O’Brien said he couldn’t comment on the trustee’s legal prospects, although he pointed to comments made by ASIC deputy chair Sarah Court to Parliament in September.

“Specifically, ASIC said ‘We may win that, then those obligations will be clear. If we lose that case that’s been contested, that’s another potential area of law reform that may be required to make clear what the obligation of platform providers are’.”

O’Brien also noted Court’s testimony to Parliament where she detailed the regulator had raised concerns with Macquarie in Shield on April 2023 while Equity Trustees wasn’t warned.

He added the first inflows Equity Trustees received wasn’t until June 2023, but stopped accepting any further applications by October 2023, advising ASIC of their concerns.

ASIC issued interim stop orders on Shield in February 2024.

Equity Trustees was the trustee for NQ Super, which held Shield and First Guardian and DASH’s Super Simplifier which held Shield.

As the trustee prepares its own application for government assistance, O’Brien’s comments suggested a double standard with ASIC’s approach whereby the trustees were being pursued for remediation but other parties involved weren’t.

“We welcome ASIC’s work in taking action against the responsible entities, fund managers and advisers,” O’Brien said.

“We note however that ASIC has not sought compensation or remediation for members from any of these parties.”

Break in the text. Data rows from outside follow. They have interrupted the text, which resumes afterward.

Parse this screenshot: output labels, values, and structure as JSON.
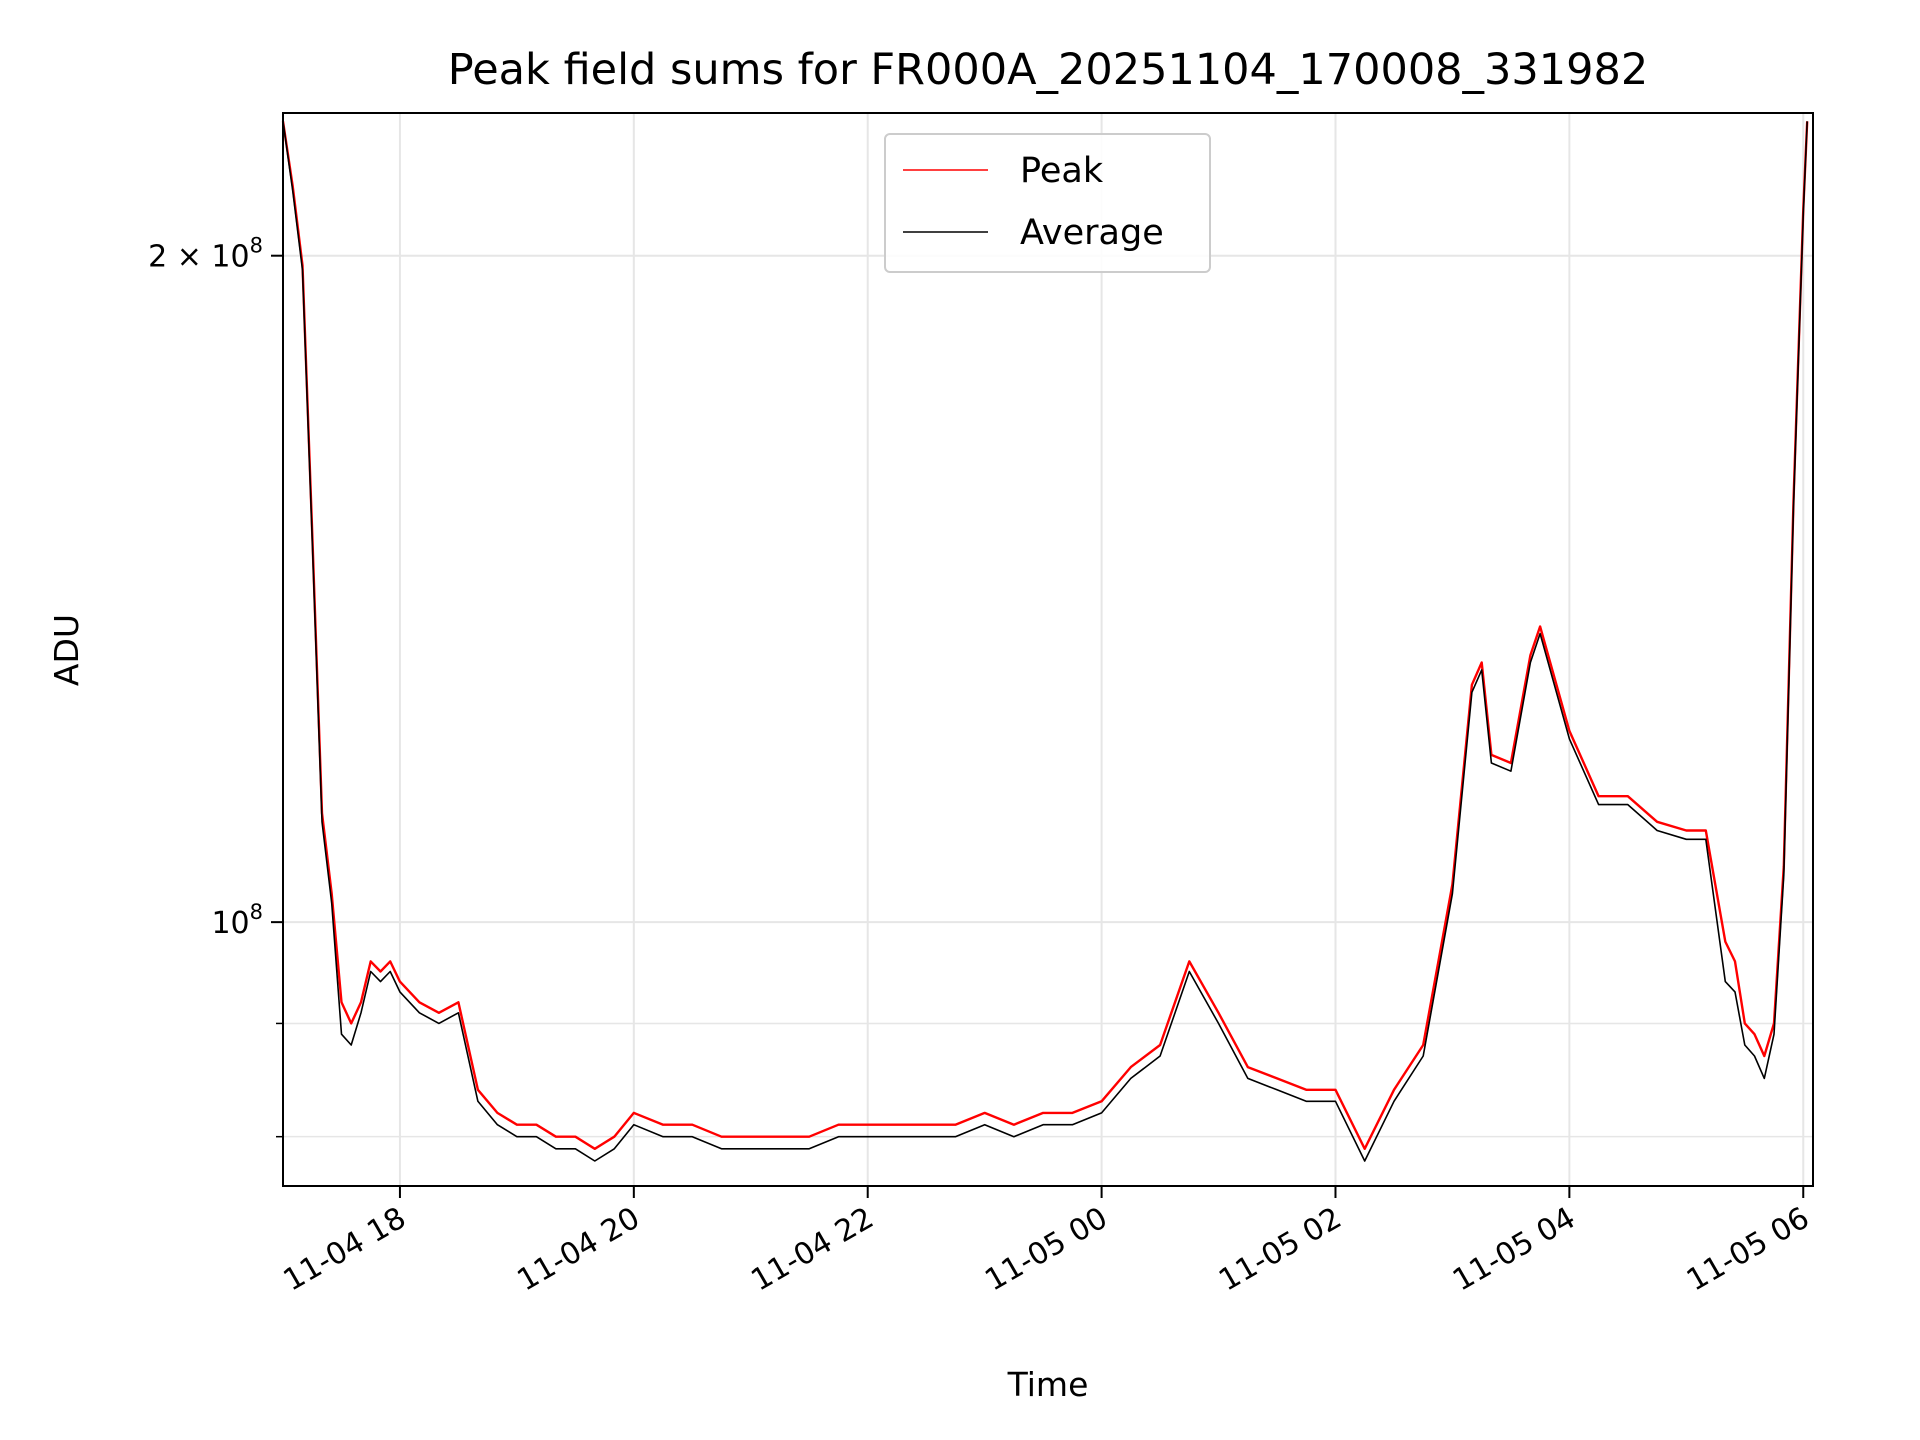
{
  "chart_data": {
    "type": "line",
    "title": "Peak field sums for FR000A_20251104_170008_331982",
    "xlabel": "Time",
    "ylabel": "ADU",
    "x_ticks": [
      "11-04 18",
      "11-04 20",
      "11-04 22",
      "11-05 00",
      "11-05 02",
      "11-05 04",
      "11-05 06"
    ],
    "y_ticks": [
      {
        "value": 200000000,
        "label_base": "2 × 10",
        "label_exp": "8"
      },
      {
        "value": 100000000,
        "label_base": "10",
        "label_exp": "8"
      }
    ],
    "y_scale": "log",
    "ylim": [
      76000000,
      232000000
    ],
    "xlim": [
      "2025-11-04 17:00",
      "2025-11-05 06:05"
    ],
    "grid": true,
    "legend_position": "upper center",
    "x": [
      "17:00",
      "17:05",
      "17:10",
      "17:15",
      "17:20",
      "17:25",
      "17:30",
      "17:35",
      "17:40",
      "17:45",
      "17:50",
      "17:55",
      "18:00",
      "18:10",
      "18:20",
      "18:30",
      "18:40",
      "18:50",
      "19:00",
      "19:10",
      "19:20",
      "19:30",
      "19:40",
      "19:50",
      "20:00",
      "20:15",
      "20:30",
      "20:45",
      "21:00",
      "21:15",
      "21:30",
      "21:45",
      "22:00",
      "22:15",
      "22:30",
      "22:45",
      "23:00",
      "23:15",
      "23:30",
      "23:45",
      "00:00",
      "00:15",
      "00:30",
      "00:45",
      "01:00",
      "01:15",
      "01:30",
      "01:45",
      "02:00",
      "02:15",
      "02:30",
      "02:45",
      "03:00",
      "03:10",
      "03:15",
      "03:20",
      "03:30",
      "03:40",
      "03:45",
      "04:00",
      "04:15",
      "04:30",
      "04:45",
      "05:00",
      "05:10",
      "05:20",
      "05:25",
      "05:30",
      "05:35",
      "05:40",
      "05:45",
      "05:50",
      "05:55",
      "06:00",
      "06:02"
    ],
    "series": [
      {
        "name": "Peak",
        "color": "#ff0000",
        "values": [
          230,
          215,
          198,
          150,
          112,
          103,
          92,
          90,
          92,
          96,
          95,
          96,
          94,
          92,
          91,
          92,
          84,
          82,
          81,
          81,
          80,
          80,
          79,
          80,
          82,
          81,
          81,
          80,
          80,
          80,
          80,
          81,
          81,
          81,
          81,
          81,
          82,
          81,
          82,
          82,
          83,
          86,
          88,
          96,
          91,
          86,
          85,
          84,
          84,
          79,
          84,
          88,
          104,
          128,
          131,
          119,
          118,
          132,
          136,
          122,
          114,
          114,
          111,
          110,
          110,
          98,
          96,
          90,
          89,
          87,
          90,
          106,
          155,
          210,
          230
        ]
      },
      {
        "name": "Average",
        "color": "#000000",
        "values": [
          230,
          214,
          197,
          149,
          111,
          102,
          89,
          88,
          91,
          95,
          94,
          95,
          93,
          91,
          90,
          91,
          83,
          81,
          80,
          80,
          79,
          79,
          78,
          79,
          81,
          80,
          80,
          79,
          79,
          79,
          79,
          80,
          80,
          80,
          80,
          80,
          81,
          80,
          81,
          81,
          82,
          85,
          87,
          95,
          90,
          85,
          84,
          83,
          83,
          78,
          83,
          87,
          103,
          127,
          130,
          118,
          117,
          131,
          135,
          121,
          113,
          113,
          110,
          109,
          109,
          94,
          93,
          88,
          87,
          85,
          89,
          105,
          154,
          209,
          230
        ]
      }
    ]
  }
}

ASIC has been in court this month against Ferras Merhi who is considered to be a central part of what the regulator described as an “industrial scale” pipeline of lead generation services being used by advisers to put clients in the failed funds. The regulator further alleged Merhi received money from the funds to market them.

Furthermore, 140 advisers are being investigated in total and several smaller licensees have been cancelled.

The collapse of the funds left $1.2 billion worth of retirement savings of 11,000 people up in the air.

While Equity Trustees, Netwealth and Macquarie will ask for government assistance, Macquarie had chosen to remediate investors directly.

Destruction of shareholder value

The impact of the Shield and First Guardian collapse has taken its toll on the share price of the group, which is down 22.43 per cent over the past six months.

The share prices of Netwealth (up 10.64 per cent over the same time frame) and Macquarie (up 14.43 per cent) have remained steady over the same period with only comparatively smaller fluctuations during negative announcements.

O’Brien said “it won’t be lost” on shareholders that the market capitalisation of the parent company has reduced $300 million since ASIC commenced its action (now $667 million).

“We have previously indicated to the market that, based on expected recoveries as set out in the liquidator’s report, the quantum of loss for Shield investors under ETSL’s trusteeship is estimated to be approximately $73 million,” O’Brien said.

“I can also advise shareholders that members’ exposure to First Guardian through super funds of which ETSL is trustee is some $70 million. ETSL is a wholly-owned subsidiary of EQT Holdings Limited and there is no cross guarantee provided to that entity.”

The company does hold insurance coverage as required by law, but O’Brien said further details were confidential.

“[The group] has taken appropriate action, including notifying its insurers, to preserve its insurance cover,” O’Brien said.